Les systèmes photovoltaïques connectés au réseau
UN système photovoltaïque connecté au réseau
consiste essentiellement dans un générateur
photovoltaïque couplé à un inverseur qui opère
parallèlement au réseau électrique
conventionnel. L’injection au réseau a un large
éventail d’applications, depuis les petits
systèmes de quelques kilowatts de puissance
installée à des centrales de plusieurs
mégawatts.

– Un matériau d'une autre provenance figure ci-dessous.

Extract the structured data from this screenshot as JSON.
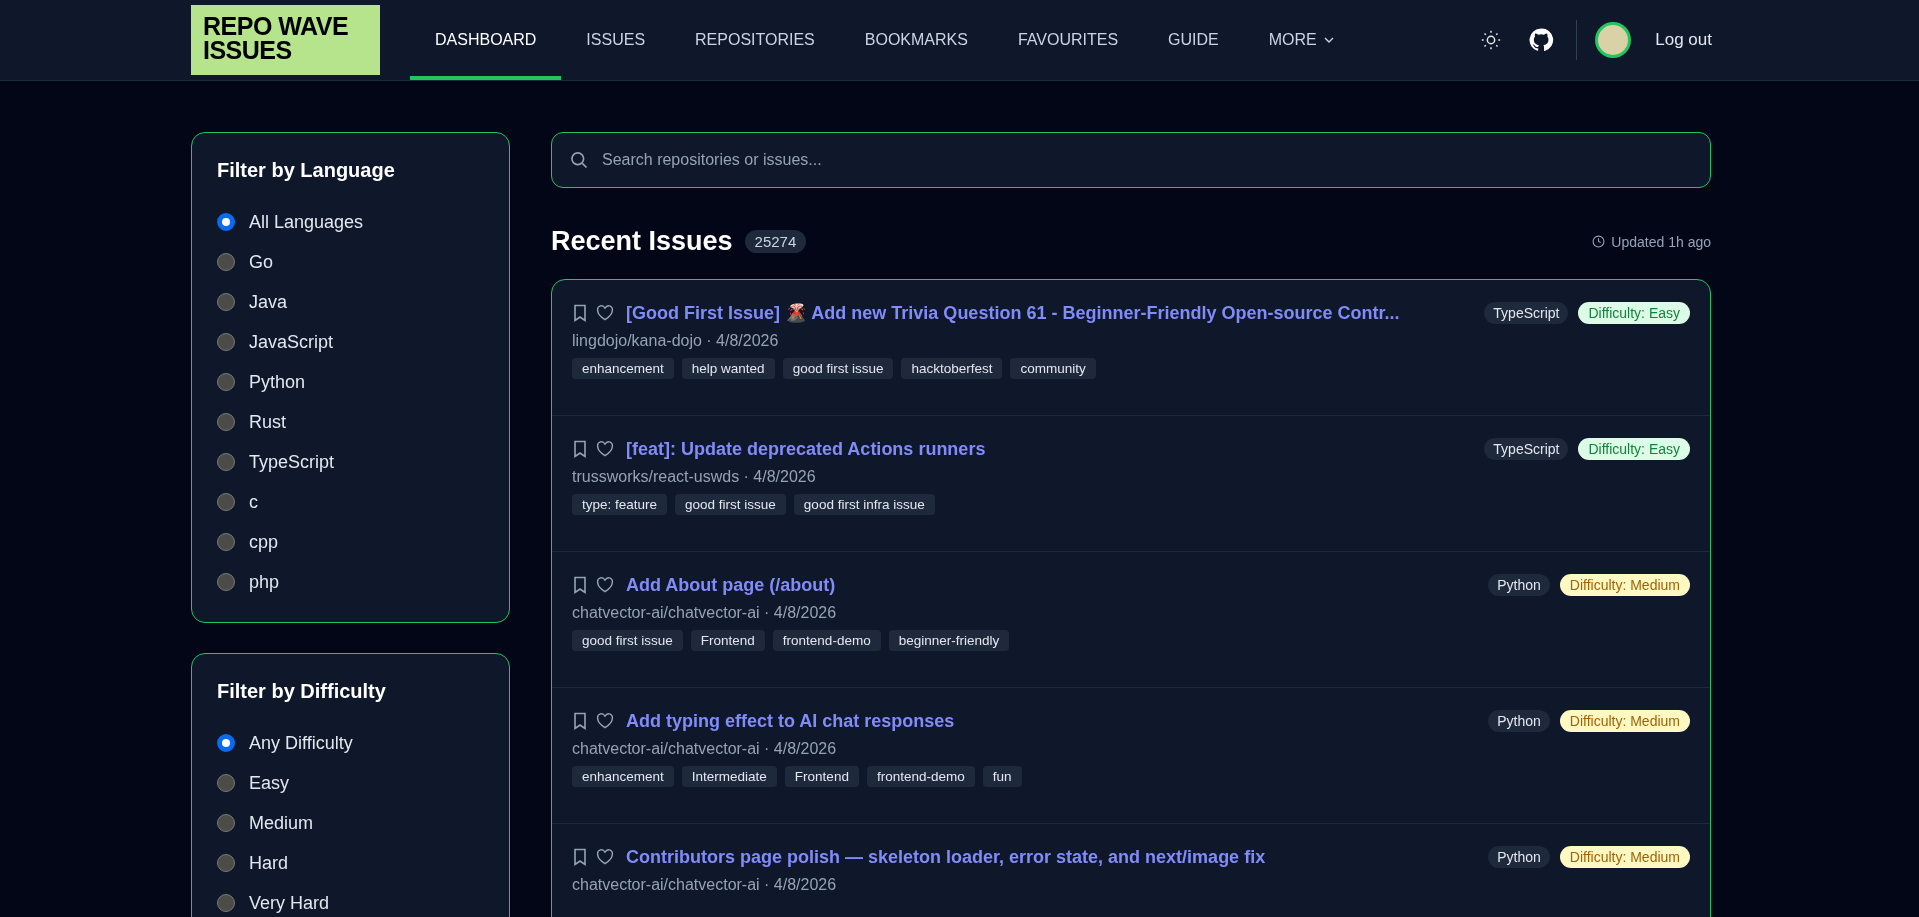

Le générateur photovoltaïque capte la
radiation solaire et la transforme en énergie
électrique; au lieu de l’emmagasiner dans des
batteries, comme dans les systèmes isolés ou
hybrides, on la «verse» directement au réseau de
distribution. Ces deux fonctions sont réalisées
par un inverseur de courant direct à courant
alternatif spécialement conçu pour cette
application. Le générateur photovoltaïque ou les
panneaux peuvent être fixés aux toits ou aux
façades des immeubles, ou encore à des
structures spéciales.
Voici quelques-uns des avantages de ces
systèmes:
La génération et la consommation se produisant
au même endroit, on élimine les pertes de
transmission (de 8 à 12 %) et de distribution
(de 16 à 22%) de l’énergie électrique.
L’installation est facile et rapide, sur tout
immeuble ou aire bien exposée aux rayons
solaires, sans obstacles ni ombres projetées par
d’autres constructions, sans consommer plus
d’espace que n’en consomme déjà l’immeuble en
milieu urbain.
Il n’y a ni contamination ni effets nocifs.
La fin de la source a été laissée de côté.